引言
前幾天刷了下微軟的預科生筆試題,感覺略難,今天靜下心仔細思考做出其第一道,特此分享一下。
題目描述
Little Hi is playing a video game. Each time he accomplishes a quest in the game, Little Hi has a chance to get a legendary item.
At the beginning the probability is P%. Each time Little Hi accomplishes a quest without getting a legendary item, the probability will go up Q%. Since the probability is getting higher he will get a legendary item eventually.
After getting a legendary item the probability will be reset to ⌊P/(2I)⌋% (⌊x⌋ represents the largest integer no more than x) where I is the number of legendary items he already has. The probability will also go up Q% each time Little Hi accomplishes a quest until he gets another legendary item.

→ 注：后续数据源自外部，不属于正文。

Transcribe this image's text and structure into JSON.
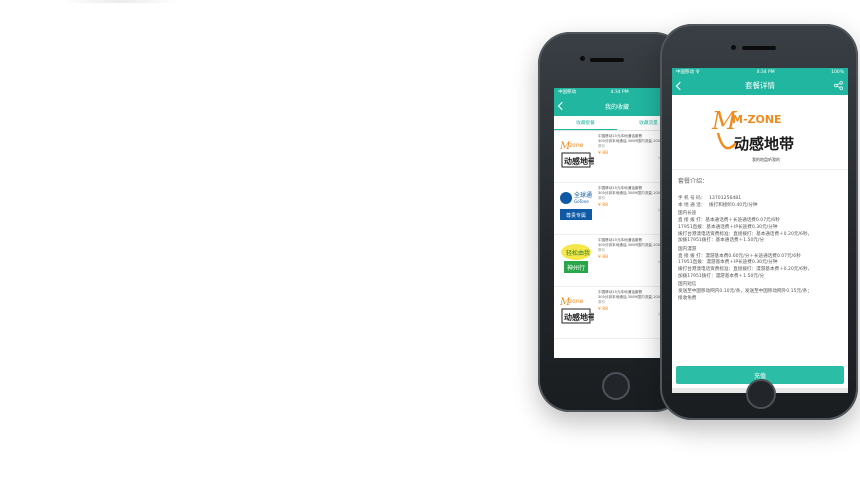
{
  "front": {
    "status": {
      "carrier": "中国移动 令",
      "time": "4:34 PM",
      "battery": "100%"
    },
    "nav_title": "套餐详情",
    "brand_logo_text": "M-ZONE",
    "brand_cn": "动感地带",
    "brand_slogan": "我的地盘听我的",
    "intro_title": "套餐介绍：",
    "phone_label": "手 机 号 码：",
    "phone_value": "13701256481",
    "plan_label": "本 地 通 话：",
    "plan_value": "拨打和接听0.40元/分钟",
    "domestic_title": "国内长途",
    "domestic_line1": "直 接 拨 打：基本通话费＋长途通话费0.07元/6秒",
    "domestic_line2": "17951直拨：基本通话费＋IP长途费0.30元/分钟",
    "domestic_line3": "拨打台港澳电话资费标准：直接拨打：基本通话费＋0.20元/6秒，",
    "domestic_line4": "加拨17951拨打：基本通话费＋1.50元/分",
    "roaming_title": "国内漫游",
    "roaming_line1": "直 接 拨 打：漫游基本费0.60元/分＋长途通话费0.07元/6秒",
    "roaming_line2": "17951直拨：漫游基本费＋IP长途费0.30元/分钟",
    "roaming_line3": "拨打台港澳电话资费标准：直接拨打：漫游基本费＋0.20元/6秒，",
    "roaming_line4": "加拨17951拨打：漫游基本费＋1.50元/分",
    "sms_title": "国内短信",
    "sms_line1": "发送至中国移动网内0.10元/条，发送至中国移动网外0.15元/条；",
    "sms_line2": "接收免费",
    "charge_button": "充值"
  },
  "back": {
    "status": {
      "carrier": "中国移动",
      "time": "4:34 PM",
      "battery": "100%"
    },
    "nav_title": "我的收藏",
    "tab1": "收藏套餐",
    "tab2": "收藏流量",
    "items": [
      {
        "logo": "动感地带",
        "title": "中国移动15元本地通话套餐",
        "desc": "300分钟本地通话,300M国内流量,100条短信",
        "sub": "原价",
        "price": "¥ 88",
        "meta": "4 已有人收藏",
        "kind": "mzone"
      },
      {
        "logo": "全球通",
        "title": "中国移动15元本地通话套餐",
        "desc": "300分钟本地通话,300M国内流量,100条短信",
        "sub": "原价",
        "price": "¥ 88",
        "meta": "4 已有人收藏",
        "kind": "gotone"
      },
      {
        "logo": "神州行",
        "title": "中国移动15元本地通话套餐",
        "desc": "300分钟本地通话,300M国内流量,100条短信",
        "sub": "原价",
        "price": "¥ 88",
        "meta": "4 已有人收藏",
        "kind": "szx"
      },
      {
        "logo": "动感地带",
        "title": "中国移动15元本地通话套餐",
        "desc": "300分钟本地通话,300M国内流量,100条短信",
        "sub": "原价",
        "price": "¥ 88",
        "meta": "4 已有人收藏",
        "kind": "mzone"
      }
    ]
  },
  "colors": {
    "accent": "#21b6a0",
    "price": "#f18c1e",
    "brand_orange": "#f08c1f"
  }
}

Now Little Hi wants to know the expected number of quests he has to accomplish to get N legendary items.
Assume P = 50, Q = 75 and N = 2, as the below figure shows the expected number of quests is
2*50%*25% + 3*50%*75%*100% + 3*50%*100%*25% + 4*50%*100%*75%*100% = 3.25
輸入
The first line contains three integers P, Q and N.
1 ≤ N ≤ 106, 0 ≤ P ≤ 100, 1 ≤ Q ≤ 100
輸出
Output the expected number of quests rounded to 2 decimal places.
樣例輸入
50 75 2
樣例輸出
3.25
翻譯一下
小嗨玩電子遊戲。 每當他在遊戲中完成任務時,小嗨都有機會獲得一個傳奇的物品。
一開始概率爲P%。 每次Little Hi完成任務而沒有獲得傳奇物品,概率將上升Q%。 由於概率越來越高,他最終會得到一個傳奇物品。
獲得傳奇物品後,概率將重置爲⌊P/(2I)⌋%(⌊x⌋表示最大整數,不超過x),其中我是其已有的傳奇物品的數量。 每當Little Hi完成任務時,概率也將上升Q%,直到他獲得另一個傳奇物品。
現在,小嗨想知道他要完成的N個傳奇物品的預期數量。
假設P = 50,Q = 75,N = 2,如下圖所示,預期的任務數是
2 * 50%* 25%+ 3 * 50%* 75%* 100%+ 3 * 50%* 100%* 25%+ 4 * 50%* 100%* 75%* 100%= 3.25
解析
分析題可知,此題目實際上是讓求獲得N個物品所需進行任務的數學期望,很容易看出獲得每個物品的概率是獨立事件,故每個物品的期望疊加即爲N個物品所需進行任務的數學期望
代碼如下:(gcc 6.3.1)
#include<stdio.h>
#include<stdbool.h>
double getNextLegend(int p,double q);
double getNextLegend(int p,double q){
double ration_p=1.0*p/100;
double needQuest=1;
double another=1;
while(true){
another*=(1-ration_p);
needQuest+=another;
ration_p+=q;
if(ration_p>=1.0)
break;
}
return needQuest;
}
int main(void){
int P,Q,N;
int i;
scanf("%d %d %d",&P,&Q,&N);
double result=0.0;
double ration_Q=1.0*Q/100;
for(i=0;i<N;i++){
double getLegend=getNextLegend(P,ration_Q);
result+=getLegend;
P/=2;
}
printf("%.2f",result);
return 0;
}
結束語
看到題目描述,其實很容易想到利用深度優先遍歷遍歷解空間樹來做,但是這樣做會造成空間複雜度過高,而且要用遞歸遍歷整個子樹,我開始就是按照這個思路去做,但感覺很麻煩,最後看到別人提供的思路即求每個物品的期望疊加,簡潔清晰,但這就需要在思考時不侷限於題目,深刻分析題目從而最終找到解決方案。